Think Blaster, think Welchia. It's the same piece of malware, the same
worm, hitting millions of systems. Now, flip that on its head. You have
millions of variants hitting one system each. So Patient Zero is Patient
Z. whoever says "ouch", an inoculation will help anybody else. So when
the stratagem changed, some of those basic life cycles for counter-measures
changed, so instead of having a rapid deployment mechanism for your
signatures or whether it's IDS or anti-virus. We're rather encouraging that
you develop more eyes and ears to notice more risk present echoes and
having a more prompt and agile response. It's kind of like Colonel Boyd's
OODA loop in the military. It's "Observe, Orient, Decide, Act". And for the
most part, we're fairly blind.
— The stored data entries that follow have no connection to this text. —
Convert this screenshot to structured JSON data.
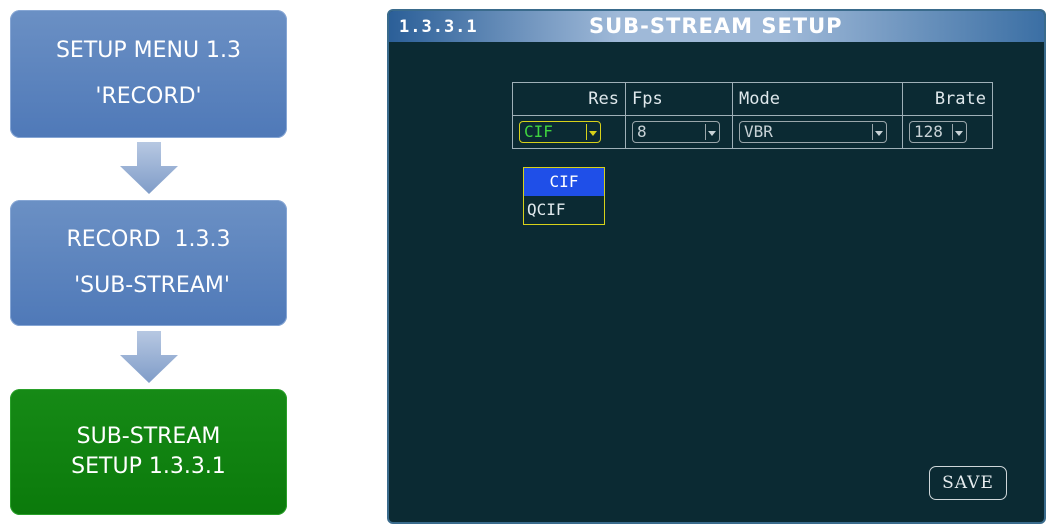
{
  "flow": {
    "steps": [
      {
        "line1": "SETUP MENU 1.3",
        "line2": "'RECORD'"
      },
      {
        "line1": "RECORD  1.3.3",
        "line2": " 'SUB-STREAM'"
      },
      {
        "line1": "SUB-STREAM",
        "line2": "SETUP 1.3.3.1"
      }
    ],
    "colors": {
      "blue": "#5680bd",
      "green": "#107e10",
      "arrow": "#8fa8cc"
    }
  },
  "screen": {
    "menu_number": "1.3.3.1",
    "title": "SUB-STREAM SETUP",
    "table": {
      "headers": [
        "Res",
        "Fps",
        "Mode",
        "Brate"
      ],
      "values": {
        "res": "CIF",
        "fps": "8",
        "mode": "VBR",
        "brate": "128"
      }
    },
    "res_dropdown": {
      "options": [
        "CIF",
        "QCIF"
      ],
      "highlighted": "CIF"
    },
    "save_label": "SAVE",
    "colors": {
      "background": "#0b2a33",
      "focus": "#d7d11a",
      "selected_text": "#3fd43f",
      "highlight": "#1f4fe8"
    }
  }
}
We put very specific sensors in anti-fu,
anti-ex in our environment, such that once one person or one organization
was hurt, we could inoculate the masses. If, in fact, the strategies change
and they're going to use more custom, more boutique, more stealthy attacks.
It's less about noticing something specific and noticing more in general.
So this is why some of the more serious organizations are looking at
network forensics tools, capture every packet, analyze them. This is why
people are using a SIM. Not so much as a honey-do list for IT or as a
compliance dashboard, but really to try to do the correlation that SIMs
were once promised to do. Instead of just having logs they collect, they
might be paying a third party to look through their logs for that needle in
the haystack. So it's less about buying an anti-APT. It's more about being
more observant, mindful, and having the chance to notice that anomaly and
do something about it more quickly.

Eric Parizo: And, in a way, I think that supports my over-arching belief, which is
enterprises shouldn't worry about the advanced persistent threat. They
should be worrying about anything that could be seen as an anomaly.

Joshua Corman: If you have good situational awareness, you'll stop the mass worm and
the stealthy worm. To me, it's less about anti-fu or anti-ex, and more
about observing more sooner with a prompt and agile response. We're not very
agile right now. It's a mind shift. It's almost "what's your ready posture"
going forward.

Eric Parizo: What was interesting to me, in particular, about going back to the
whole Google/Aurora incident in particular. Was that Google found out about
the incident in the first place through a deep inspection of its DNS logs.
What I wonder is how many other organizations, should they be put in a
similar situation, are prepared to have the tools and the manpower or know-
how, to put action behind that kind of initiative.

Joshua Corman: The biggest gap to adopting this OODA loop kind of ready posture
that's really necessary for a more determined adversary is that we have a
skill shortage. If you don't have really good analysts that can comb
through these network captures or these system logs...

Robert Westervelt: It costs a lot of money.

Joshua Corman: Anomalies. And they cost more. We think we have a supply chain of
capable technologies to assist, but that needs to be combined with the
skill sets to extract value from that. This is one of the reasons why the
conversation simultaneously has to reduce the distraction of our time,
budget, and energy on compliance low watermarked things. To liberate time
and budget and skill sets to tackle some of the harder things. Basically,
for an adversary, they know you are compliant, and don't care. Even a
friend tells me and they're counting on it. We've kind of homogenized and
normalized. This is pretty much what all of us are going to do. We're not
going to do a whole lot more, because we don't have the time or budget. If
you just do a little bit extra, a little tweak here, or double pack your
virus or use a metasplitidation, you're pretty much going to succeed.